行过礼后,冯夫人率先牵着玉琳的手迎上前来。

冯夫人大约三十四五,弯眉秀目肤色白皙,看上去温婉秀致。她先是对着玉成秀微微一笑,温声道:“侯爷,您回来了!”

玉成秀板着脸,点了点头。

冯夫人含笑看着玉珂:“珂儿,你终于回来了,你祖母早就在念叨你了!”

玉珂面无表情行了个礼——在侯府众人的记忆中,他似乎一直都是这副德行,对谁都是冷淡的模样,倒也没有人觉得奇怪。

冯夫人笑得更是慈祥,指着玉珂对玉琳道:“琳儿,叫大哥!”

玉琳生得很俊秀,酷似冯氏,他看到玉珂,眼睛亮晶晶的,欢喜地叫了一声:“大哥!”

玉珂敷衍地点了点头。

冯夫人不以为忤,柔声道:“侯爷,世子,咱们去正院见太夫人去吧!”

蒋太夫人的住所是清远侯府的正院,走的是高大轩昂的路向,雕梁画栋,屋宇华贵,虽是冬季,院子里却有着不少反季盛开的桃花杏花,在寒风中瑟瑟开放,为这华贵的院子增添了几分春意。

玉珂跟着父亲身后,向祖母蒋太夫人磕了三个头。

蒋太夫人年约六旬,虽然头发灰白但依旧满头珠翠,一身深红缎袍雍容华贵,圆润的脸上一双眼睛最是显眼,饱经岁月之后依然带着凛然之色。
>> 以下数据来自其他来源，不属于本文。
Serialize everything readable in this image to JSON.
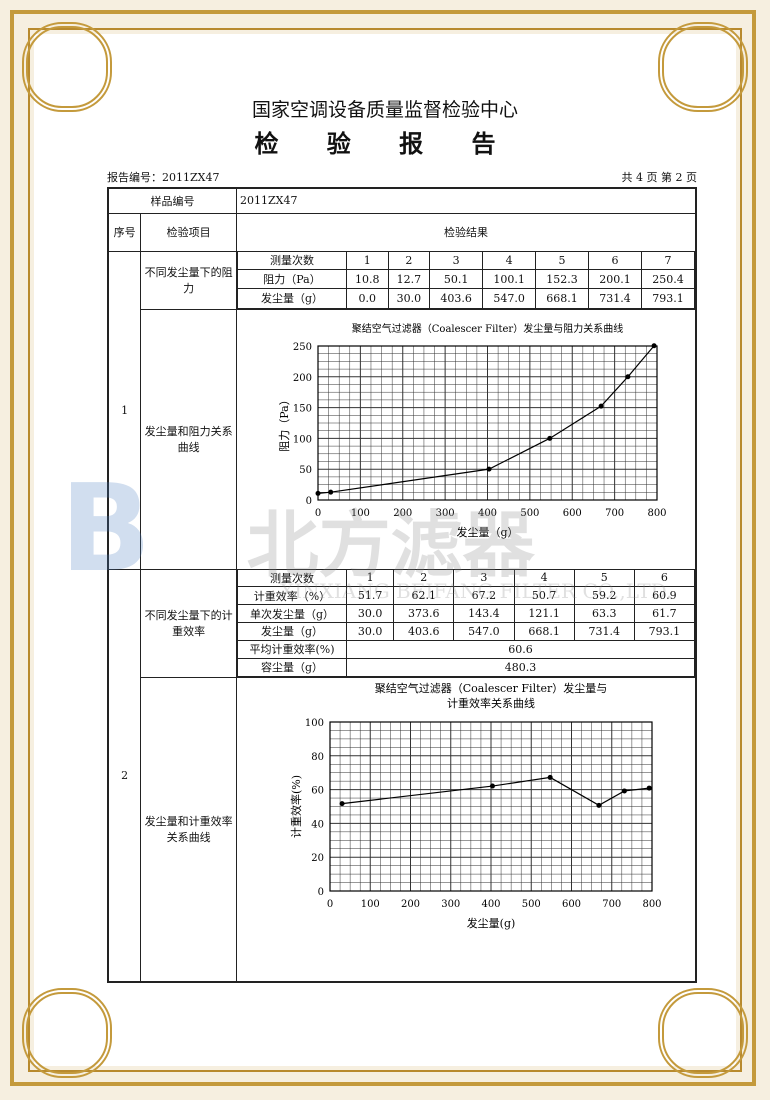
{
  "header": {
    "org": "国家空调设备质量监督检验中心",
    "title": "检 验 报 告",
    "report_no": "报告编号：2011ZX47",
    "page_info": "共 4 页 第 2 页"
  },
  "table": {
    "sample_label": "样品编号",
    "sample_value": "2011ZX47",
    "col_no": "序号",
    "col_item": "检验项目",
    "col_result": "检验结果",
    "s1": {
      "no": "1",
      "item1": "不同发尘量下的阻力",
      "item2": "发尘量和阻力关系曲线",
      "rows": [
        [
          "测量次数",
          "1",
          "2",
          "3",
          "4",
          "5",
          "6",
          "7"
        ],
        [
          "阻力（Pa）",
          "10.8",
          "12.7",
          "50.1",
          "100.1",
          "152.3",
          "200.1",
          "250.4"
        ],
        [
          "发尘量（g）",
          "0.0",
          "30.0",
          "403.6",
          "547.0",
          "668.1",
          "731.4",
          "793.1"
        ]
      ]
    },
    "s2": {
      "no": "2",
      "item1": "不同发尘量下的计重效率",
      "item2": "发尘量和计重效率关系曲线",
      "rows": [
        [
          "测量次数",
          "1",
          "2",
          "3",
          "4",
          "5",
          "6"
        ],
        [
          "计重效率（%）",
          "51.7",
          "62.1",
          "67.2",
          "50.7",
          "59.2",
          "60.9"
        ],
        [
          "单次发尘量（g）",
          "30.0",
          "373.6",
          "143.4",
          "121.1",
          "63.3",
          "61.7"
        ],
        [
          "发尘量（g）",
          "30.0",
          "403.6",
          "547.0",
          "668.1",
          "731.4",
          "793.1"
        ]
      ],
      "avg_label": "平均计重效率(%)",
      "avg_value": "60.6",
      "cap_label": "容尘量（g）",
      "cap_value": "480.3"
    }
  },
  "watermark": {
    "brand": "北方滤器",
    "company": "XINXIANG BEIFANG FILTER CO.,LTD."
  },
  "chart_data": [
    {
      "type": "line",
      "title": "聚结空气过滤器（Coalescer Filter）发尘量与阻力关系曲线",
      "xlabel": "发尘量（g）",
      "ylabel": "阻力（Pa）",
      "xlim": [
        0,
        800
      ],
      "ylim": [
        0,
        250
      ],
      "xticks": [
        0,
        100,
        200,
        300,
        400,
        500,
        600,
        700,
        800
      ],
      "yticks": [
        0,
        50,
        100,
        150,
        200,
        250
      ],
      "grid": true,
      "x": [
        0,
        30,
        403.6,
        547,
        668.1,
        731.4,
        793.1
      ],
      "y": [
        10.8,
        12.7,
        50.1,
        100.1,
        152.3,
        200.1,
        250.4
      ]
    },
    {
      "type": "line",
      "title": "聚结空气过滤器（Coalescer Filter）发尘量与计重效率关系曲线",
      "title_lines": [
        "聚结空气过滤器（Coalescer Filter）发尘量与",
        "计重效率关系曲线"
      ],
      "xlabel": "发尘量(g)",
      "ylabel": "计重效率(%)",
      "xlim": [
        0,
        800
      ],
      "ylim": [
        0,
        100
      ],
      "xticks": [
        0,
        100,
        200,
        300,
        400,
        500,
        600,
        700,
        800
      ],
      "yticks": [
        0,
        20,
        40,
        60,
        80,
        100
      ],
      "grid": true,
      "x": [
        30,
        403.6,
        547,
        668.1,
        731.4,
        793.1
      ],
      "y": [
        51.7,
        62.1,
        67.2,
        50.7,
        59.2,
        60.9
      ]
    }
  ]
}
她自从丈夫去世后,就独自带着年幼的儿子玉成秀度日。这些年来,她老人家凭借无情心肠狠辣手段,在宅斗战场上战婆母斗小妾,炼成了一身刀枪不入的本领;待儿媳陈氏进门,又斗死了陈氏;继媳冯氏一进门,立刻摆出臣服的姿态。几十年来一连串的胜利使她变得任性妄为,成了清远侯府这个四方院子里唯我独尊的女霸王。

一家人坐定之后,她先是夸奖侯夫人冯氏善于持家为仁慈和,然后突然转移话题,开始埋怨玉成秀不知道心疼妻子教养儿子。

玉成秀知道这是自己每次回来母亲的套话,并不用当真,只是等待着后面的真刀真枪。

果真不出玉成秀所料,蒋太夫人很快含笑望着规规矩矩坐在一旁的玉珂道:“珂儿已经满十五岁了,过完年就十六了,虽然还不急着说亲事,可房里也得放几个人了!”

玉珂挺直背脊坐在那里,默默无语。

玉成秀当然记得儿子的嘱咐,马上起身道:“母亲明见,儿子也是这么认为的,只是珂儿身子骨尚未长成,有一句话,可是叫做过犹不及…”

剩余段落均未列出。